The small coffin was found in early May in the backyard of Ericka Karner’s home in the Richmond district in the northern part of the city. Karner, who grew up in the Spanish-style stucco house, said part of her “was not surprised” by the discovery. The house was built in 1938 atop what had once been the Odd Fellows Cemetery, and the city’s residents living on old cemetery properties occasionally still find bone fragments, chipped marble and, sometimes, even headstones in their yards.
In the late 1800s, San Francisco politicians, backed by aggressive land developers, campaigned to rid the city of its sprawling cemeteries. According to a 1924 article in The Richmond Banner, it was believed the cemeteries could lead to “plague and pestilence” if they were not removed.
Thousands of bodies were disinterred and taken to nearby Colma for reburial. A photograph of the digging at Odd Fellows Cemetery appears to show a methodical process, but somehow at least one small coffin was missed.
“Somebody loved this child tremendously,” said Elissa Davey, founder of Garden of Innocence, a nonprofit organization that buries abandoned children. Davey arranged for donations of the coffin and the burial plot at Greenlawn Memorial Park in Colma.
The child’s family “must have been pretty wealthy,” Davey said. Instead of a $2 wooden box, the little girl was buried in a windowed cast-iron coffin that cost $50 to $100, she said. The coffin, Davey added, was manufactured in 1858.
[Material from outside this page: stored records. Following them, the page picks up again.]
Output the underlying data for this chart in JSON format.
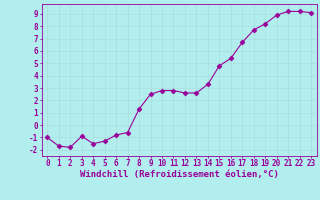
{
  "x": [
    0,
    1,
    2,
    3,
    4,
    5,
    6,
    7,
    8,
    9,
    10,
    11,
    12,
    13,
    14,
    15,
    16,
    17,
    18,
    19,
    20,
    21,
    22,
    23
  ],
  "y": [
    -1.0,
    -1.7,
    -1.8,
    -0.9,
    -1.5,
    -1.3,
    -0.8,
    -0.6,
    1.3,
    2.5,
    2.8,
    2.8,
    2.6,
    2.6,
    3.3,
    4.8,
    5.4,
    6.7,
    7.7,
    8.2,
    8.9,
    9.2,
    9.2,
    9.1
  ],
  "line_color": "#990099",
  "marker": "D",
  "marker_size": 2.5,
  "bg_color": "#b2eeee",
  "grid_color": "#aadddd",
  "xlabel": "Windchill (Refroidissement éolien,°C)",
  "ylabel_ticks": [
    "-2",
    "-1",
    "0",
    "1",
    "2",
    "3",
    "4",
    "5",
    "6",
    "7",
    "8",
    "9"
  ],
  "yticks": [
    -2,
    -1,
    0,
    1,
    2,
    3,
    4,
    5,
    6,
    7,
    8,
    9
  ],
  "ylim": [
    -2.5,
    9.8
  ],
  "xlim": [
    -0.5,
    23.5
  ],
  "xticks": [
    0,
    1,
    2,
    3,
    4,
    5,
    6,
    7,
    8,
    9,
    10,
    11,
    12,
    13,
    14,
    15,
    16,
    17,
    18,
    19,
    20,
    21,
    22,
    23
  ],
  "tick_color": "#990099",
  "label_color": "#990099",
  "spine_color": "#990099",
  "tick_fontsize": 5.5,
  "xlabel_fontsize": 6.5
}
If a child’s identity is unknown, Davey insists that a name is given before burial. As a genealogist conducting her own research, Davey has examined old maps from the Odd Fellows Cemetery and collected the names of more than 100 girls who were buried there shortly before 1890, the year the city passed an ordinance outlawing burial at the cemetery.
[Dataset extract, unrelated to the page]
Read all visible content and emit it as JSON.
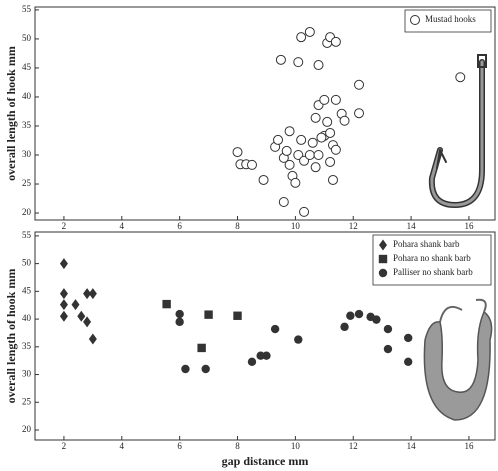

Mortality among young children was common then. In 1900, children younger than 5 accounted for nearly a third of all deaths in the United States. A century later, that number was reduced to around 1 percent. There were even more names of children who were buried at the cemetery, but Davey said she had given up.
Davey has fielded calls about the little girl from as far away as London, Rome and Australia. “A lot of people are calling us who say they know who it is,” she said. A psychic once told her that, “her hair was standing on her arm. She knows what the child’s name is.” Davey discounted that claim and is not hopeful of finding the girl’s identity, saying those chances are “slim to none.”
Thomas Carey, a librarian and archivist with the San Francisco Public Library’s History Center, may be closer to solving the mystery.
Carey compared homestead maps of the Odd Fellows Cemetery with more detailed cemetery plot maps from the California Genealogical Society, closing “to within 100 feet” of where the coffin was found. Researching other documents, Carey looked for names of young people buried in that section of the cemetery. He has identified four girls age 5 and younger. Using city directories and digital versions of San Francisco newspapers, he plans to search death notices.
It was the naming of the child that motivated Carey, whose father died recently. “He had a name and we knew who he was. I had a bit of an issue of renaming the girl,” he said. She once was someone, he said. “Somebody ought to figure that out.”
“This girl cries out to me,” said Janet McDonald, one of the mourners at the burial service. McDonald wants to know: “What took her life and how could they forget her?”